Таблетка исходила пузырьками в стакане воды, который она протянула мне вместе с махровой варежкой, смоченной желтоватым молоком.
– А это что?
– Молозиво. Тебе повезло, вчера был отел, так что оно совсем свежее. Положи на глаза, увидишь, оно просто чудеса творит. Тебе что-нибудь еще нужно?
– Нет, – солгал я.
Мне пришлось дождаться, пока она снова отправится по делам, чтобы суметь внятно выговорить, вернее, тихо вышептать самую глубокую свою потребность:
– Беззаботность, мне нужна беззаботность.
Я просидел так битый час, с коровьим молозивом на глазах. Слышал, как работает трактор, лязг железок, время от времени лай Альберта.

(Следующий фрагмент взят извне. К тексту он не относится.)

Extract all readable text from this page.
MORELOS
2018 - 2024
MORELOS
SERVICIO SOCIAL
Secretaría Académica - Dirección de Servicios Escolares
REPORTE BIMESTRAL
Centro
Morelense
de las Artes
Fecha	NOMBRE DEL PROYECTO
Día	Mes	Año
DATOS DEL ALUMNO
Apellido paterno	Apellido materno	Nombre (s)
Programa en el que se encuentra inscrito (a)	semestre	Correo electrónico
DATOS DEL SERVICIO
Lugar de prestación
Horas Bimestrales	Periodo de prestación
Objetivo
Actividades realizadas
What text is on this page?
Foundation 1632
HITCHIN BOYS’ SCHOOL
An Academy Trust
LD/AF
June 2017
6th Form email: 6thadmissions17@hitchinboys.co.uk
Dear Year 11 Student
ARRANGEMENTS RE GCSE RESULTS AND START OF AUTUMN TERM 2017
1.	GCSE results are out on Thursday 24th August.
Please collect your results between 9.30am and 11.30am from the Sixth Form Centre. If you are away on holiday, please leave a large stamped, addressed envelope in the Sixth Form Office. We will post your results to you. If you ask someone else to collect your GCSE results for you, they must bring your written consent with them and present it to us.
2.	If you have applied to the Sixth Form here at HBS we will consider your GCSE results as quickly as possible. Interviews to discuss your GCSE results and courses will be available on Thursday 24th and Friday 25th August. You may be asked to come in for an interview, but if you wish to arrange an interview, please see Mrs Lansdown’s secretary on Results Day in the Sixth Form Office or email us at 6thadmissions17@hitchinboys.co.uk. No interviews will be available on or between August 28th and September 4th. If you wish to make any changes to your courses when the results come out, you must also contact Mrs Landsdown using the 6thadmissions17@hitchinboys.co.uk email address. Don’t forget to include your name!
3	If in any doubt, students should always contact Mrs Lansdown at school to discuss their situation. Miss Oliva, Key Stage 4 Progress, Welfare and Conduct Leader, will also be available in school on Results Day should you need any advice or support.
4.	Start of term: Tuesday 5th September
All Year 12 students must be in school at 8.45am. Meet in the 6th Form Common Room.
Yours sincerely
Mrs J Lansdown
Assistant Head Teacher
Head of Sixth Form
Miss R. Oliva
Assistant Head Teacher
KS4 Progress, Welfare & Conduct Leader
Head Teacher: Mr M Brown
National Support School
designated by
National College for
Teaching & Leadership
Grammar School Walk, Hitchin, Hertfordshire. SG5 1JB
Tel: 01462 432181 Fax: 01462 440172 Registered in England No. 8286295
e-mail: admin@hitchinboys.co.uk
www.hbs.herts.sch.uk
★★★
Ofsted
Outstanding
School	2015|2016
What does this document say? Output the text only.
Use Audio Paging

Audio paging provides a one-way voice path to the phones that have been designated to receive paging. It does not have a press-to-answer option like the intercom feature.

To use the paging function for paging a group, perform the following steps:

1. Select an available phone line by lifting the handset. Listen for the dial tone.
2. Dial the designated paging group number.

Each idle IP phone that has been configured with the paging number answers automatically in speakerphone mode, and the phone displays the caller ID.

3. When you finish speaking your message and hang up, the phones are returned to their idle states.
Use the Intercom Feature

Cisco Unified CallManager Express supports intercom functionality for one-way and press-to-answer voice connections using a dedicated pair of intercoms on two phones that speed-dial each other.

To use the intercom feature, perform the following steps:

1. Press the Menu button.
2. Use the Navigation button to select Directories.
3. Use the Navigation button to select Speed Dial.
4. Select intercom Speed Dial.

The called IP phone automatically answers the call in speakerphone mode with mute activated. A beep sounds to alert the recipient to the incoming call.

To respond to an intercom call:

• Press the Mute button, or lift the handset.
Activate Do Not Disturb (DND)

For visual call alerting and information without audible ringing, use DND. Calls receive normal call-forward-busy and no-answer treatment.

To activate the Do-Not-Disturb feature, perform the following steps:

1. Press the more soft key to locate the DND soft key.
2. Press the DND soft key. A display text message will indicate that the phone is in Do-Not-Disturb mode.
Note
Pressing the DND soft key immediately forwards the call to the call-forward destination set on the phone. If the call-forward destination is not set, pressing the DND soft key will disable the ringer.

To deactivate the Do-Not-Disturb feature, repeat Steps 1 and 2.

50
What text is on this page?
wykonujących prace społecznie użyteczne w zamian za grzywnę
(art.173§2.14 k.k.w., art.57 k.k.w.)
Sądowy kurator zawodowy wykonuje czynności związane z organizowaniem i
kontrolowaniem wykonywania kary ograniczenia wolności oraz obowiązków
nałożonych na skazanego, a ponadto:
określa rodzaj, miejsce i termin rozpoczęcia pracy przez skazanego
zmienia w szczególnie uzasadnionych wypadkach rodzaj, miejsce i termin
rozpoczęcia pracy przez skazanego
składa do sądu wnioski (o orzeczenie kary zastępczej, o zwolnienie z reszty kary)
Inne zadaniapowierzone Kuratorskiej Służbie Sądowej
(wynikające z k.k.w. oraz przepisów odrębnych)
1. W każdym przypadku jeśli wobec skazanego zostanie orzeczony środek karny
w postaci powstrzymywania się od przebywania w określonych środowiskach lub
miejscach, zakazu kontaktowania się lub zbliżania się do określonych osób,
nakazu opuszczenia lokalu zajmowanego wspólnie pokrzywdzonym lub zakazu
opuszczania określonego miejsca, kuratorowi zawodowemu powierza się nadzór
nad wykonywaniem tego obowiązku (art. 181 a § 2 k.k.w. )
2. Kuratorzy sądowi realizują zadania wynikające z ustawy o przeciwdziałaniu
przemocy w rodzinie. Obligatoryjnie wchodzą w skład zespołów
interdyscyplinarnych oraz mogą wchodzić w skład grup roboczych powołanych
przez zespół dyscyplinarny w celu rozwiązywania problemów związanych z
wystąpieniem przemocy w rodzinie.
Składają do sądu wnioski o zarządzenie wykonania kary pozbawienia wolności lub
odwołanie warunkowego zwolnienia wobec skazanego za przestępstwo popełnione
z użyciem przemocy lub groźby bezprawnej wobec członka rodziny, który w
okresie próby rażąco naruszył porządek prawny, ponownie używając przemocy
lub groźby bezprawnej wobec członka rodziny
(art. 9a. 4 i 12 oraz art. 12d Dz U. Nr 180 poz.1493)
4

Мари тоже иногда взлаивала, чтобы ее слышало стадо.
Эффект от молозива был просто невероятный. Краснота уменьшилась, и припухлость спала, глаза больше не болели. Вид у меня все равно был никудышный, но хоть не такой отвратительный. И голове полегчало от таблетки.
Я подумывал вернуться домой. Завтра на работу. Мари предложила подождать до четырех часов, чтобы повидаться с Сюзи. Почему бы нет. В своей квартирке я только ходил бы кругами. Я взял со стола несколько листков бумаги, карандаши и поднялся на склон над фермой, чтобы немного порисовать.
Я долго наблюдал за коровами. Они мирно паслись на поле сразу за фермой. Это было забавно. Стадо жило своей жизнью, со своей внутренней динамикой. Как маленькое сообщество. Пара коров были заправилами и слегка тиранили остальных, другие были пугливыми или, наоборот, флегматичными, из тех, которым на все плевать, – они отходили подальше, чтобы их оставили в покое. В сущности, совсем как люди. Я задумался, каким бы я мог быть, если бы был коровой. Кажется, в тот день именно коровой мне и хотелось быть. Не говоря уж о том, что дважды в день меня бы ласкали руки Мари, пусть и шероховатые, привлекала сама мысль о спокойствии, отсутствии всяких забот, тревог, настроений – и всякой грусти. А с другой стороны, кто сказал, что у коров не меняется настроение? Та, которая телилась у меня на глазах, вроде бы ужасно страдала. А другая, я слышал, отчаянно мычала, когда наутро после отела у нее отняли теленка. Мари объяснила мне, что выбора нет, иначе она не могла бы доить ее и делать свой сыр. И упоминать не стоит о том, как в них сзади копается осеменитель. Они что, получают от этого удовольствие?